Wednesday 12 August 2009

Shifting the baselines

Given the apparent inevitability of the earth getting warmer, at what point does it become too late to avoid the buffers? Have the horses long since since fled the barn? Is it true to say that whatever steps we take to change our behaviour, the path can never bring about the reversal of 100 years of industrial disease? So why try?

We can, maybe, alter our habits and slowly lessen the speed of the decline, but this will never be a quick process or a complete one. How many decades will pass before we start to regain the ground we've lost? Many scientists agree that an irreversible tipping point may be only 10-15 years ahead of us!
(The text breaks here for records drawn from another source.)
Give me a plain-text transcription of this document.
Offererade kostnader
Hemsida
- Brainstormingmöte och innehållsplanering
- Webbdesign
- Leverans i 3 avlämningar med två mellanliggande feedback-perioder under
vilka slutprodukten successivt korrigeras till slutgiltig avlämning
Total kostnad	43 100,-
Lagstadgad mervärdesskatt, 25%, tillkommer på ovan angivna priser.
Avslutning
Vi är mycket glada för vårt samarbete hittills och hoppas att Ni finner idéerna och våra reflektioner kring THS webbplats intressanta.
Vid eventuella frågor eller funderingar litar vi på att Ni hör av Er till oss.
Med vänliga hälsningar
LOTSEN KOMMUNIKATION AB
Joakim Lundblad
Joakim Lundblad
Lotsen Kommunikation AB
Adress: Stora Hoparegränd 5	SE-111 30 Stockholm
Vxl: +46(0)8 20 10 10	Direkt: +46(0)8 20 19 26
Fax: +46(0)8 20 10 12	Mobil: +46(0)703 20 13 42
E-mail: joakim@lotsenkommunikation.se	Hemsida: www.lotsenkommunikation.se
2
Let's not kid ourselves that serious and practical consideration for our environment will become the No. 1 priority anytime soon for a society built on consumption and greed.

The ceaseless burning of carbon-rich fossils to fuel our 24-hour energy requirements show no sign of lessening. We petition against wind farms being built within 50 miles of our favourite countryside walks. The great rivers of the world continue to dry while the glaciers slowly melt and coastlines recede. We are slowly acidifying the oceans and destroying their capacity to strip the excess CO2 out of the atmosphere. The pace is quickening, not slowing.
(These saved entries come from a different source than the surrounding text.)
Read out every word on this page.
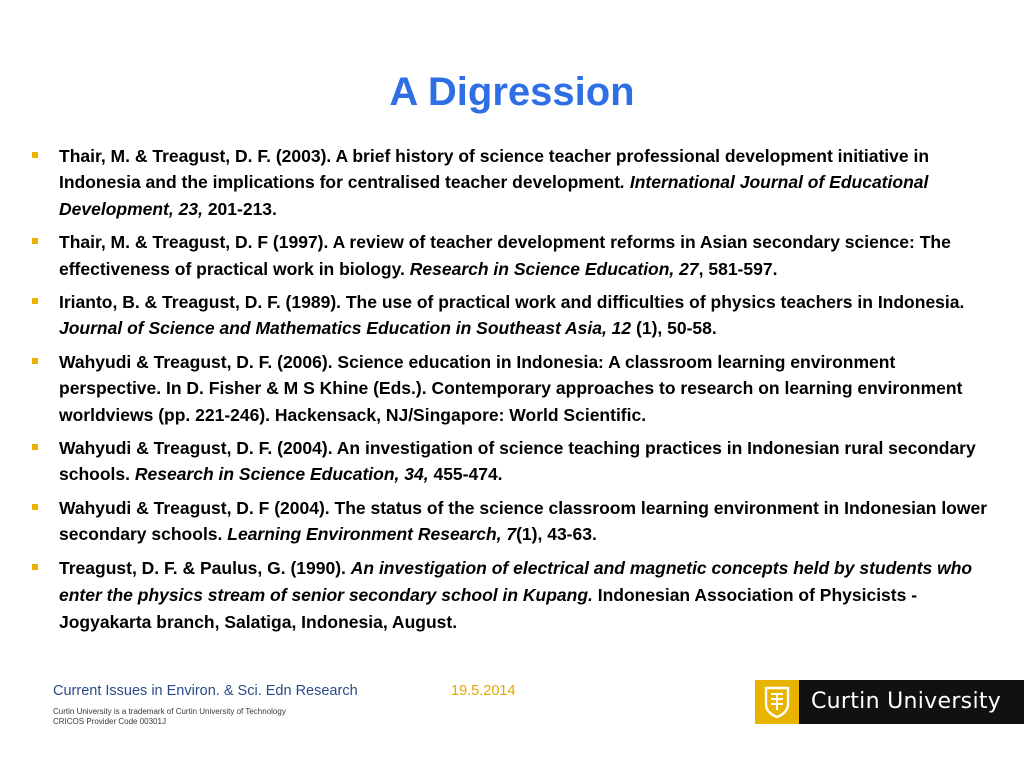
A Digression
Thair, M. & Treagust, D. F. (2003). A brief history of science teacher professional development initiative in Indonesia and the implications for centralised teacher development. International Journal of Educational Development, 23, 201-213.
Thair, M. & Treagust, D. F (1997). A review of teacher development reforms in Asian secondary science: The effectiveness of practical work in biology. Research in Science Education, 27, 581-597.
Irianto, B. & Treagust, D. F. (1989). The use of practical work and difficulties of physics teachers in Indonesia. Journal of Science and Mathematics Education in Southeast Asia, 12 (1), 50-58.
Wahyudi & Treagust, D. F. (2006). Science education in Indonesia: A classroom learning environment perspective. In D. Fisher & M S Khine (Eds.). Contemporary approaches to research on learning environment worldviews (pp. 221-246). Hackensack, NJ/Singapore: World Scientific.
Wahyudi & Treagust, D. F. (2004). An investigation of science teaching practices in Indonesian rural secondary schools. Research in Science Education, 34, 455-474.
Wahyudi & Treagust, D. F (2004). The status of the science classroom learning environment in Indonesian lower secondary schools. Learning Environment Research, 7(1), 43-63.
Treagust, D. F. & Paulus, G. (1990). An investigation of electrical and magnetic concepts held by students who enter the physics stream of senior secondary school in Kupang. Indonesian Association of Physicists - Jogyakarta branch, Salatiga, Indonesia, August.
Current Issues in Environ. & Sci. Edn Research	19.5.2014
Curtin University is a trademark of Curtin University of Technology
CRICOS Provider Code 00301J
Curtin University
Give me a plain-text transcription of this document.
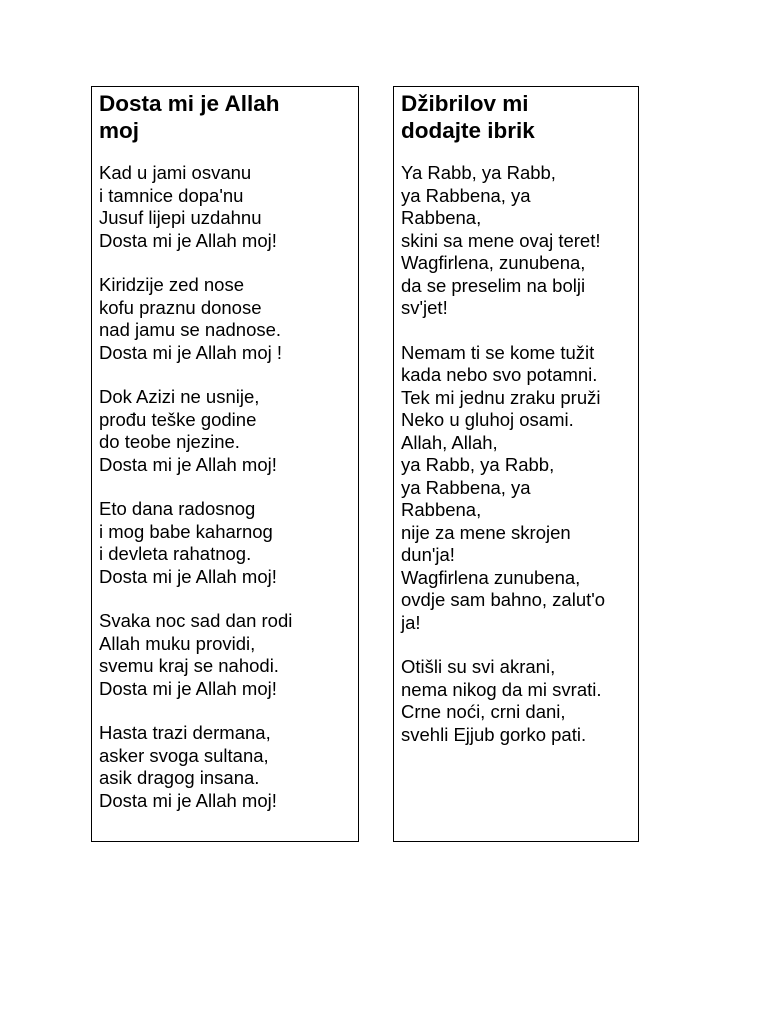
Dosta mi je Allah
moj
Kad u jami osvanu
i tamnice dopa'nu
Jusuf lijepi uzdahnu
Dosta mi je Allah moj!
Kiridzije zed nose
kofu praznu donose
nad jamu se nadnose.
Dosta mi je Allah moj !
Dok Azizi ne usnije,
prođu teške godine
do teobe njezine.
Dosta mi je Allah moj!
Eto dana radosnog
i mog babe kaharnog
i devleta rahatnog.
Dosta mi je Allah moj!
Svaka noc sad dan rodi
Allah muku providi,
svemu kraj se nahodi.
Dosta mi je Allah moj!
Hasta trazi dermana,
asker svoga sultana,
asik dragog insana.
Dosta mi je Allah moj!
Džibrilov mi
dodajte ibrik
Ya Rabb, ya Rabb,
ya Rabbena, ya
Rabbena,
skini sa mene ovaj teret!
Wagfirlena, zunubena,
da se preselim na bolji
sv'jet!
Nemam ti se kome tužit
kada nebo svo potamni.
Tek mi jednu zraku pruži
Neko u gluhoj osami.
Allah, Allah,
ya Rabb, ya Rabb,
ya Rabbena, ya
Rabbena,
nije za mene skrojen
dun'ja!
Wagfirlena zunubena,
ovdje sam bahno, zalut'o
ja!
Otišli su svi akrani,
nema nikog da mi svrati.
Crne noći, crni dani,
svehli Ejjub gorko pati.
A familiar problem with our perception is referred to as 'shifting baselines' or to put it another way, people don't miss what they never had to appreciate in the first place. Every generation bases its life-view on what exists in their moment, their time. The oceans, the environment and the wildlife differ only slightly from our childhood, but the cumulative damage from generation after generation is almost beyond repair and in some cases already past fixing.
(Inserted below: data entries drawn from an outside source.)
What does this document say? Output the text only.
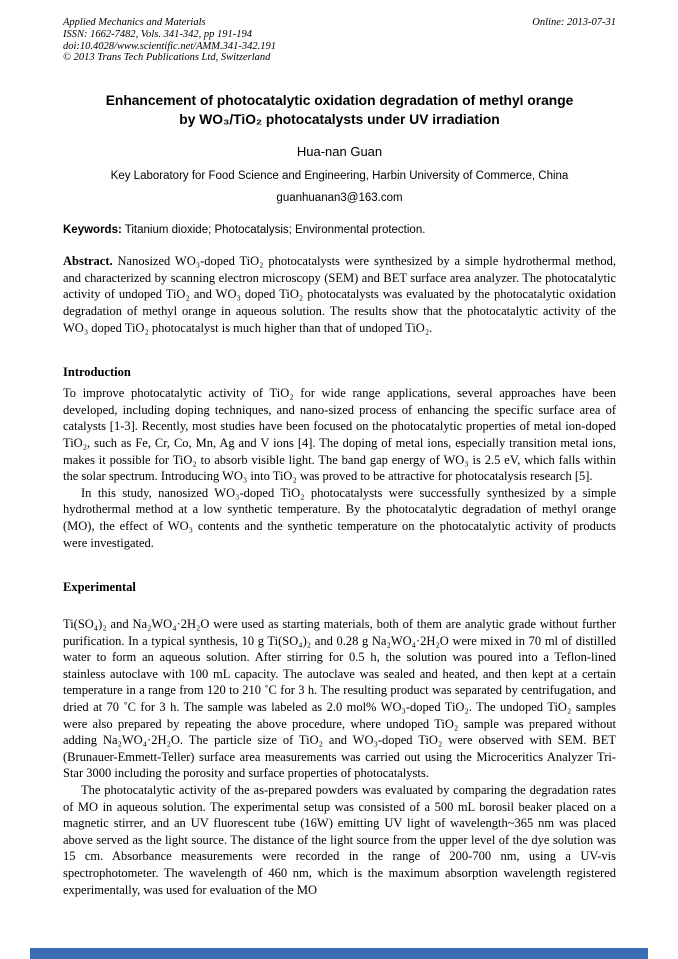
Applied Mechanics and Materials	Online: 2013-07-31
ISSN: 1662-7482, Vols. 341-342, pp 191-194
doi:10.4028/www.scientific.net/AMM.341-342.191
© 2013 Trans Tech Publications Ltd, Switzerland
Enhancement of photocatalytic oxidation degradation of methyl orange
by WO₃/TiO₂ photocatalysts under UV irradiation
Hua-nan Guan
Key Laboratory for Food Science and Engineering, Harbin University of Commerce, China
guanhuanan3@163.com
Keywords: Titanium dioxide; Photocatalysis; Environmental protection.

Abstract. Nanosized WO₃-doped TiO₂ photocatalysts were synthesized by a simple hydrothermal method, and characterized by scanning electron microscopy (SEM) and BET surface area analyzer. The photocatalytic activity of undoped TiO₂ and WO₃ doped TiO₂ photocatalysts was evaluated by the photocatalytic oxidation degradation of methyl orange in aqueous solution. The results show that the photocatalytic activity of the WO₃ doped TiO₂ photocatalyst is much higher than that of undoped TiO₂.

Introduction

To improve photocatalytic activity of TiO₂ for wide range applications, several approaches have been developed, including doping techniques, and nano-sized process of enhancing the specific surface area of catalysts [1-3]. Recently, most studies have been focused on the photocatalytic properties of metal ion-doped TiO₂, such as Fe, Cr, Co, Mn, Ag and V ions [4]. The doping of metal ions, especially transition metal ions, makes it possible for TiO₂ to absorb visible light. The band gap energy of WO₃ is 2.5 eV, which falls within the solar spectrum. Introducing WO₃ into TiO₂ was proved to be attractive for photocatalysis research [5].

In this study, nanosized WO₃-doped TiO₂ photocatalysts were successfully synthesized by a simple hydrothermal method at a low synthetic temperature. By the photocatalytic degradation of methyl orange (MO), the effect of WO₃ contents and the synthetic temperature on the photocatalytic activity of products were investigated.

Experimental

Ti(SO₄)₂ and Na₂WO₄·2H₂O were used as starting materials, both of them are analytic grade without further purification. In a typical synthesis, 10 g Ti(SO₄)₂ and 0.28 g Na₂WO₄·2H₂O were mixed in 70 ml of distilled water to form an aqueous solution. After stirring for 0.5 h, the solution was poured into a Teflon-lined stainless autoclave with 100 mL capacity. The autoclave was sealed and heated, and then kept at a certain temperature in a range from 120 to 210 ˚C for 3 h. The resulting product was separated by centrifugation, and dried at 70 ˚C for 3 h. The sample was labeled as 2.0 mol% WO₃-doped TiO₂. The undoped TiO₂ samples were also prepared by repeating the above procedure, where undoped TiO₂ sample was prepared without adding Na₂WO₄·2H₂O. The particle size of TiO₂ and WO₃-doped TiO₂ were observed with SEM. BET (Brunauer-Emmett-Teller) surface area measurements was carried out using the Microceritics Analyzer Tri-Star 3000 including the porosity and surface properties of photocatalysts.

The photocatalytic activity of the as-prepared powders was evaluated by comparing the degradation rates of MO in aqueous solution. The experimental setup was consisted of a 500 mL borosil beaker placed on a magnetic stirrer, and an UV fluorescent tube (16W) emitting UV light of wavelength~365 nm was placed above served as the light source. The distance of the light source from the upper level of the dye solution was 15 cm. Absorbance measurements were recorded in the range of 200-700 nm, using a UV-vis spectrophotometer. The wavelength of 460 nm, which is the maximum absorption wavelength registered experimentally, was used for evaluation of the MO
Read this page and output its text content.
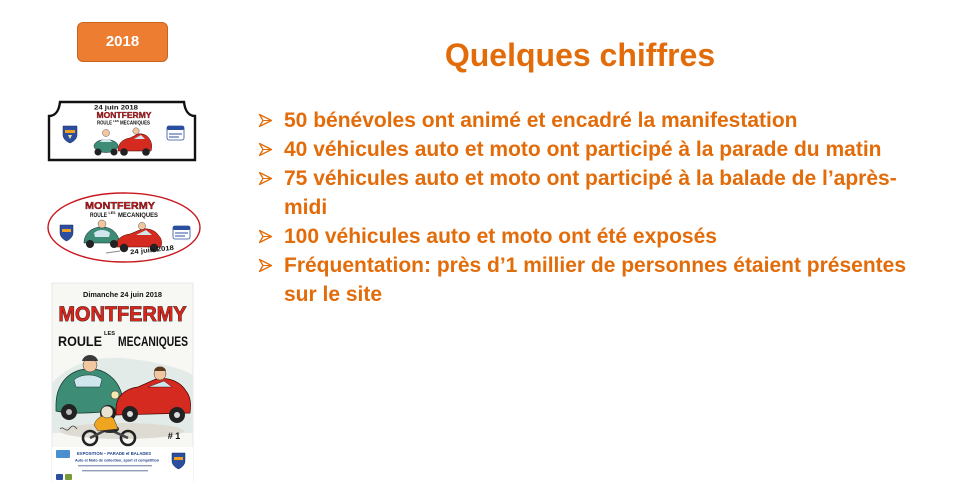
2018	Quelques chiffres
50 bénévoles ont animé et encadré la manifestation
40 véhicules auto et moto ont participé à la parade du matin
75 véhicules auto et moto ont participé à la balade de l’après-midi
100 véhicules auto et moto ont été exposés
Fréquentation: près d’1 millier de personnes étaient présentes sur le site
24 juin 2018
MONTFERMY
ROULE LES MECANIQUES
MONTFERMY
ROULE LES MECANIQUES
24 juin 2018
Dimanche 24 juin 2018
MONTFERMY
ROULE LES MECANIQUES
# 1
EXPOSITION – PARADE et BALADES
Auto et Moto de collection, sport et compétition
Fifty years from now, scuba divers and naturalists will still seek out what's beautiful in the oceans, and just as now, fight to save what they have. They'll spend some time trying to appreciate what's been lost for ever but will not, of course, be able to bring it back.

So do we continue to shift our baselines and move happily forward, each generation accepting what it has as the norm? . . . . Of course not. We have to round up the horses, recover what our ancestors misplaced. The responsibility of those 'in the moment' is to freeze the baselines of our generation and try to pass them down unaltered so others may have what we have. Perhaps future generations will no longer look back and lament the greed and the mistakes of the past, but instead be grateful that our generation was the first one to understand the problem and begin to apply a solution, however imperfect.

We cannot bring back extinct fauna and flora from pre-industrial days and perhaps we cannot immediately stop the temperature-raising carbon build up, but just because we cannot see the end of the line, doesn't mean that we cannot begin applying the brakes with greater urgency. We can't see precisely what outcomes will result and what real impact we can make, but even a little positive change is better than lazy indifference. Perhaps we'll see no change at all in our lifetime, but we have to look further than ourselves and do what we can regardless.

The buffers lie ahead somewhere, and we need to tie down what we have.

1 comment:

Political Blog said...

You seem to have very interesting questions.

I think you and many scientists are still debating this issue. Some believe that getting away from the use of fossil fuels will help reverse climate change, while others say it will only delay the progression. Isn't this the most frightening of issues we face as humans? More than the threat of nuclear war, the destruction of our planet freaks me out. I just don't know what to do or who has the right answer.

All we know is that the earth is warming at an alarming rate and we seem to be doing nothing about it.